Chroniques

Carnets parisiens

Jogging républicain. Tous ceux qui se hasardent à confier à Jamel Debouzze un instant de direct ou une antenne en roue libre, savent que le comédien est verrouillé sur la production d’étincelles que sa parfaite maîtrise de l’art de l’improvisation a élevé au rang de création permanente. Le Festival de Cannes n’a pas échappé à la règle quand devant un parterre médusé, Jamel, sanglé dans son smoking de qualité supérieure, travaillé par des petites mains expertes, annonce son «ralliement» à Nicolas Sarkozy, l’invitant à «un jogging républicain au bois de Boulogne avec Faudel et Mireille Mathieu». Jamel était entré dans l’histoire pour avoir été le premier accoucheur télévisuel du OUI de Ségolène Royal à la candidature présidentielle, ce fut sur Canal plus, la chaine qui diffuse la dernière création de M. Debouzze, le «Jamel Comedy Club».
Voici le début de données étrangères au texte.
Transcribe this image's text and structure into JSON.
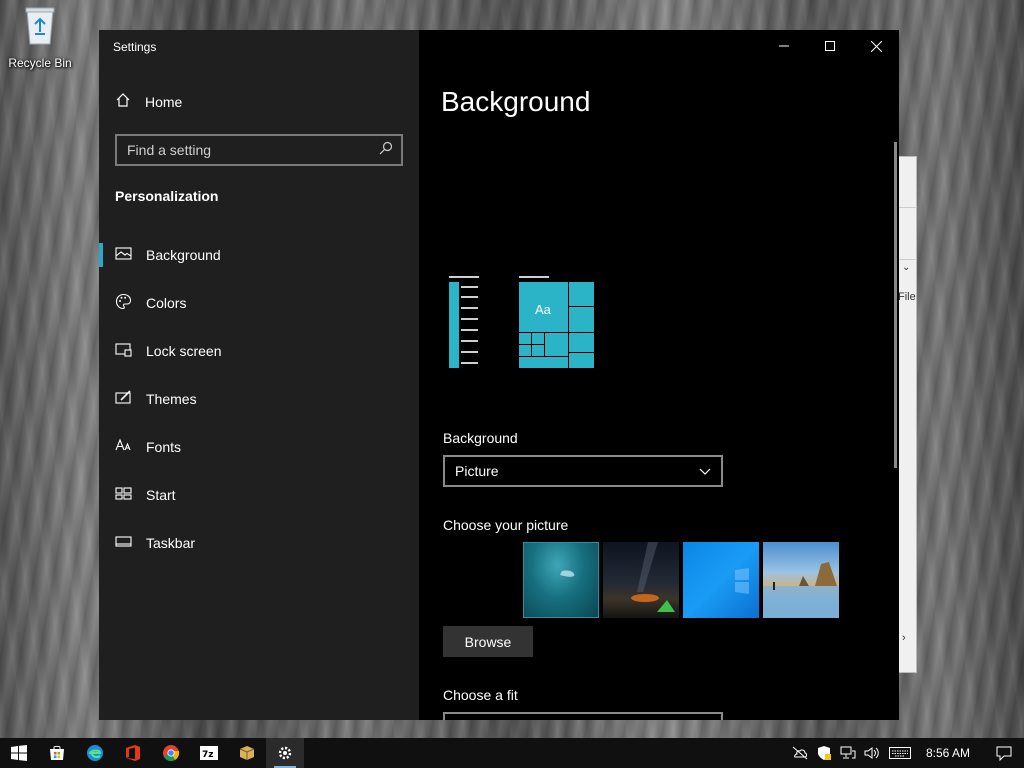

Suscitant un mélange de rires gênés et d’éclats franchement ironiques, le comédien avait raison d’appuyer sur le trait et de forcer la caricature. Le jogging est devenu, en effet, la marque de fabrique de Nicolas Sarkozy, président. Outre que les Français ont eu à subir l’exhibition d’une marque de sport qui donne au locataire de l’Elysée le surnom de «Nik-olas , ils ont eu tout le loisir de découvrir les jolis mollets de cycliste, les dures cuisses de footballeur et la surcharge légèrement pondérale de leur champion, trahissant chez lui, sinon une pratique régulière, du moins une passion pour le sport.
1757. Chirac. Bachar. Le sport, ce n’est pas ce qui risque d’essouffler l’ancien président Jacques Chirac qui doit être plongé dans son lieu des vacances dans d’interminables farnientes de retraités. Une intense satisfaction a dû le parcourir en apprenant la création par les Nations Unies d’un tribunal international chargé de juger les assassins de son vieil ami Rafic Hariri. Chirac en avait fait son ultime combat avant de passer le témoin. Même si de ce tribunal, personne n’attend des Breaking news haletants, le temps que toute l’architecture s’installe, que la machine commence à vrombir avant de se lancer, beaucoup de rivières seront passées sous les ponts diplomatiques, il n’empêche qu’un sérieux instrument d’influence sur Damas vient d’être créé. Bachar Al-Assad, à qui les Syriens viennent de «renouveler» leur confiance doit compter, dans toutes ses démarches, qu’elles concernent les Palestiniens, les Irakiens ou les Libanais, avec cette épée de Damoclès brandie par une Administration Bush en fin de parcours, enlisée jusqu’au cou dans un Irak meurtrier et instable. 
Satan dîne avec le diable. L’Irak et les insondables voies de le stabiliser étaient justement au menu principal du dîner qui a réuni à Bagdad le grand Satan américain et le diable iranien, pièce maitresse de «l’axe du mal». C’est une grande première qu’un dialogue de ce niveau ait pu avoir lieu entre deux puissances qui se boudent depuis des décennies. Il est dit qu’à ce dîner, il n’y a ni hôte, ni invité. Les deux parties, n’écoutant que la profonde voix secrète de leurs intérêts nationaux, se sont senties irrésistiblement attirées vers cette rencontre. Les Américains se sont résignés à l’idée que rien ne peut se faire en Irak sans les Iraniens, qui eux-mêmes sont parvenus à la conclusion qu’un échec trop flagrant de Washington en Irak risque à terme de desservir la république islamique.